The oil marketer has notified its shareholders through Nairobi Securities Exchange its full year profits for 2012 could be “materially lower” by at least 25 percent compared with corresponding performance in 2011.

The dip was primarily tied to a legal tussle with Triton in impending proceedings in London Courts.

Total has been entangled in a $12.247 million (Sh 1.053 billion) commercial dispute with the collapsed company owned by fugitive Yagnesh Devani dating back to 2009.

At the time, the fallen Triton was the holder of the envious oil import deal, usually granted through Open Tendering System (OTC), that requires all the other players to buy the commodity from the holder.

Through the OTC, Triton could sell oil to Total, prepare an invoice, have it certified by the buyer and present it to KCB for payment, according to an investigative account of the CID in 2009.

The legal dispute under litigation stemmed from an alleged payment by KCB to Triton when the latter’s agreement with Total had been allegedly cancelled.

The publicly traded firm had nonetheless acknowledged the pending legal claim in its 2011 annual report but had downplayed it as remote.

The case has since progressed and developed,” Total said Tuesday while denying any liability.

Managing director Alexis Vovk said the claim may result in a substantial settlement before end of this month and that the company was acting in the best interest of the shareholders in procuring a commercial resolution.

“The directors and independent auditors are in agreement that this must be adjusted in 2012 accounts,” he stated. “Consequently, the results for the full year 2012 will be a loss higher than that reported for the same period in 2011.”

In absence of the one-off settlement, Total said it would have returned to profitability in the second half of 2012 after instituting a myriad of corrective measures following its Sh282.8 million ($3.2 million) pretax loss on high cost of funds and price controls in first six months of the year through last June.

The measures included controlling costs and developing non-fuel revenues.

The management is confident that the measures in place will lead to an improved performance in 2013,” Vovk said.

The caution by the oil marketer, largely owned by French Total, came in the wake of another warning by its quoted competitor, KenolKobil, that reported on March 6 that its full year net earnings to last December would dip by up to 25 per cent.

The company blamed the expected drop in profitability on volatile oil prices due to price controls, high financing costs on high interest regime and relatively unstable currencies in the nine countries it operates in.

Total and KenolKobil control the market with a 21.5 and 21.4 percent shareholding, respectively.

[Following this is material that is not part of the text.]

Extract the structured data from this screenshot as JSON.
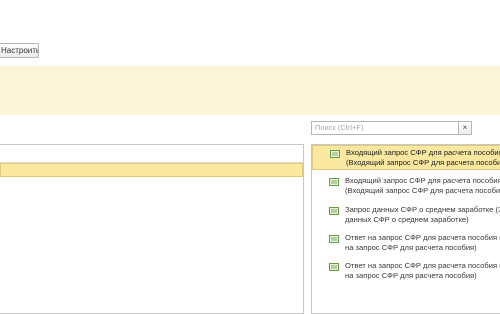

The latter’s stake reduced late last year from a commanding 25 percent after ending its fuel price discounts earlier in the year.

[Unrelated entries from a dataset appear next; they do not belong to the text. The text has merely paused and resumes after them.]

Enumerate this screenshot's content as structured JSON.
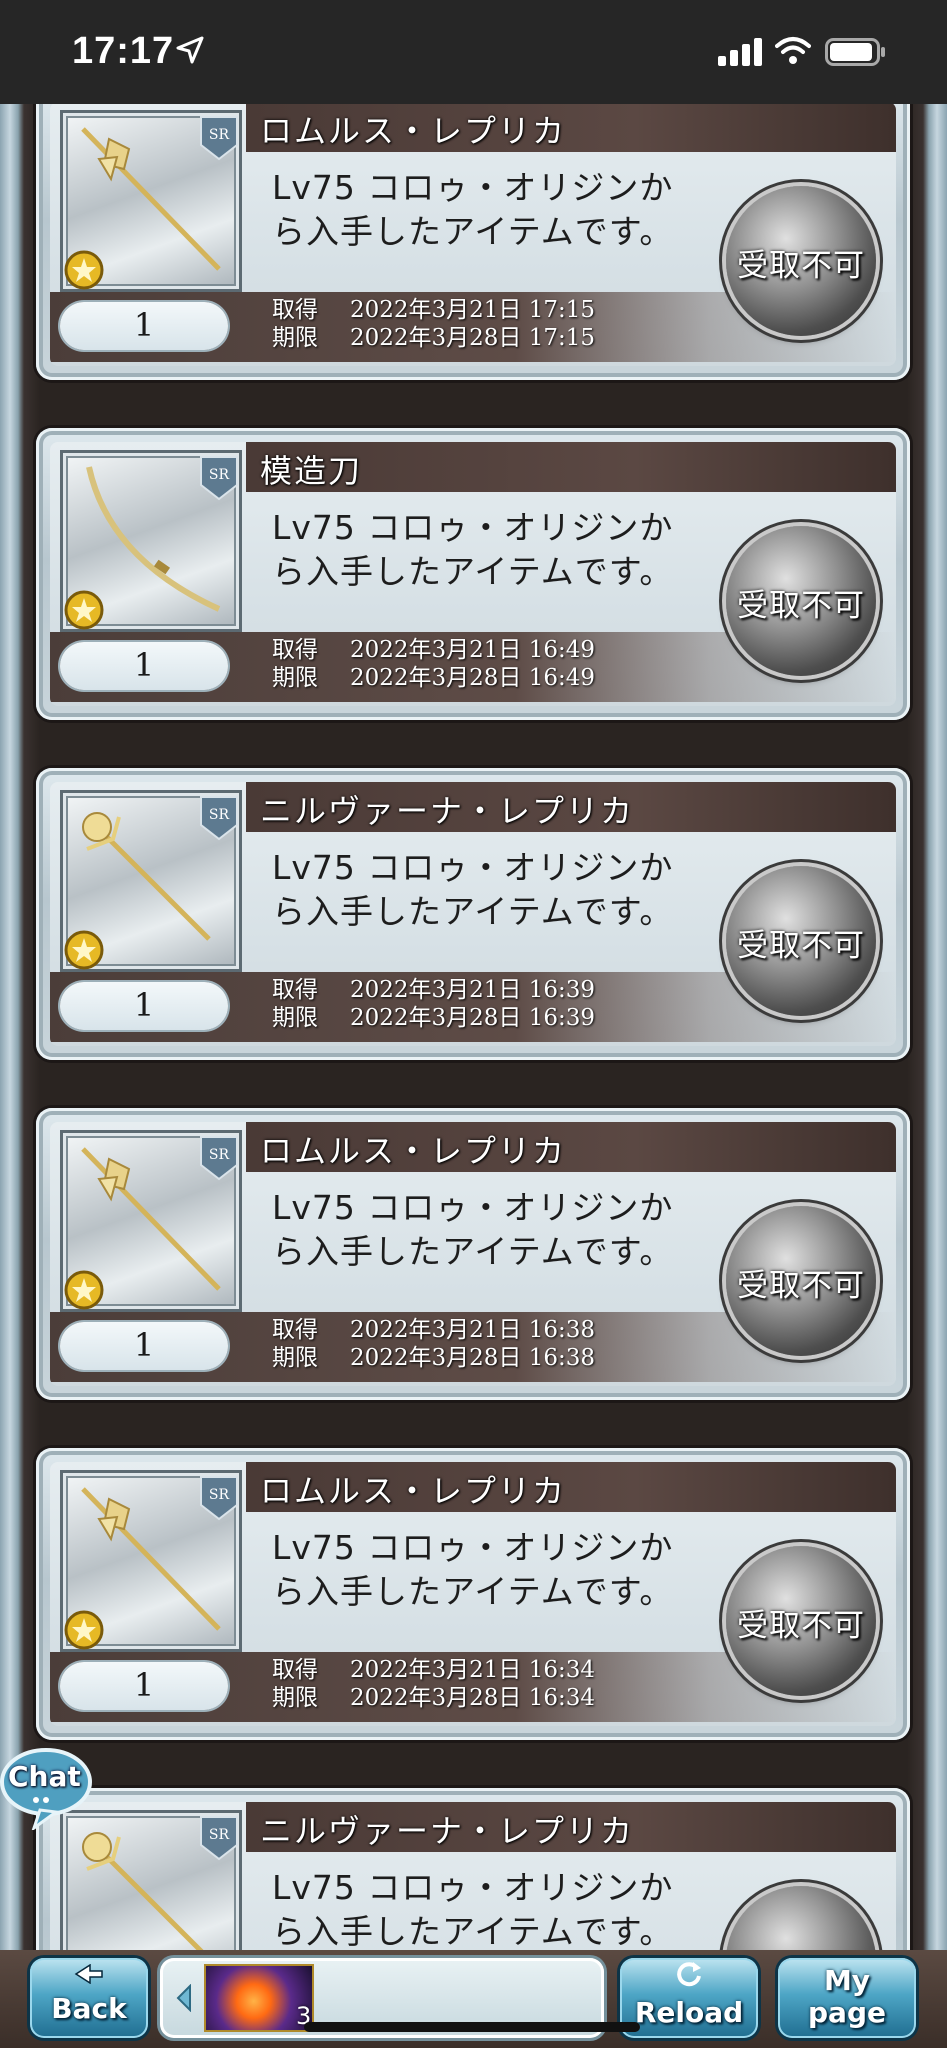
{
  "status_bar": {
    "time": "17:17"
  },
  "items": [
    {
      "name": "ロムルス・レプリカ",
      "rarity": "SR",
      "description": "Lv75 コロゥ・オリジンから入手したアイテムです。",
      "desc_line1": "Lv75 コロゥ・オリジンか",
      "desc_line2": "ら入手したアイテムです。",
      "quantity": "1",
      "acquired_label": "取得",
      "acquired": "2022年3月21日 17:15",
      "expiry_label": "期限",
      "expiry": "2022年3月28日 17:15",
      "button": "受取不可",
      "weapon_icon": "spear-icon"
    },
    {
      "name": "模造刀",
      "rarity": "SR",
      "description": "Lv75 コロゥ・オリジンから入手したアイテムです。",
      "desc_line1": "Lv75 コロゥ・オリジンか",
      "desc_line2": "ら入手したアイテムです。",
      "quantity": "1",
      "acquired_label": "取得",
      "acquired": "2022年3月21日 16:49",
      "expiry_label": "期限",
      "expiry": "2022年3月28日 16:49",
      "button": "受取不可",
      "weapon_icon": "katana-icon"
    },
    {
      "name": "ニルヴァーナ・レプリカ",
      "rarity": "SR",
      "description": "Lv75 コロゥ・オリジンから入手したアイテムです。",
      "desc_line1": "Lv75 コロゥ・オリジンか",
      "desc_line2": "ら入手したアイテムです。",
      "quantity": "1",
      "acquired_label": "取得",
      "acquired": "2022年3月21日 16:39",
      "expiry_label": "期限",
      "expiry": "2022年3月28日 16:39",
      "button": "受取不可",
      "weapon_icon": "staff-icon"
    },
    {
      "name": "ロムルス・レプリカ",
      "rarity": "SR",
      "description": "Lv75 コロゥ・オリジンから入手したアイテムです。",
      "desc_line1": "Lv75 コロゥ・オリジンか",
      "desc_line2": "ら入手したアイテムです。",
      "quantity": "1",
      "acquired_label": "取得",
      "acquired": "2022年3月21日 16:38",
      "expiry_label": "期限",
      "expiry": "2022年3月28日 16:38",
      "button": "受取不可",
      "weapon_icon": "spear-icon"
    },
    {
      "name": "ロムルス・レプリカ",
      "rarity": "SR",
      "description": "Lv75 コロゥ・オリジンから入手したアイテムです。",
      "desc_line1": "Lv75 コロゥ・オリジンか",
      "desc_line2": "ら入手したアイテムです。",
      "quantity": "1",
      "acquired_label": "取得",
      "acquired": "2022年3月21日 16:34",
      "expiry_label": "期限",
      "expiry": "2022年3月28日 16:34",
      "button": "受取不可",
      "weapon_icon": "spear-icon"
    },
    {
      "name": "ニルヴァーナ・レプリカ",
      "rarity": "SR",
      "description": "Lv75 コロゥ・オリジンから入手したアイテムです。",
      "desc_line1": "Lv75 コロゥ・オリジンか",
      "desc_line2": "ら入手したアイテムです。",
      "quantity": "",
      "acquired_label": "",
      "acquired": "",
      "expiry_label": "",
      "expiry": "",
      "button": "",
      "weapon_icon": "staff-icon"
    }
  ],
  "chat_button": "Chat",
  "nav": {
    "back": "Back",
    "reload": "Reload",
    "mypage_line1": "My",
    "mypage_line2": "page",
    "quest_count": "3"
  }
}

Triton was accused of the loss of Sh7.6 billion that international and local financiers invested in oil stocks held in their trust by Kenya Pipeline Company.

The stocks, amounting to 126 million litres, were released to Triton, between November 2007 and November 2008 without due approval from financiers.

KCB together with Eastern and Southern African Trade and Development Bank, placed Triton under receivership after failing to pay debts guaranteed through various debentures.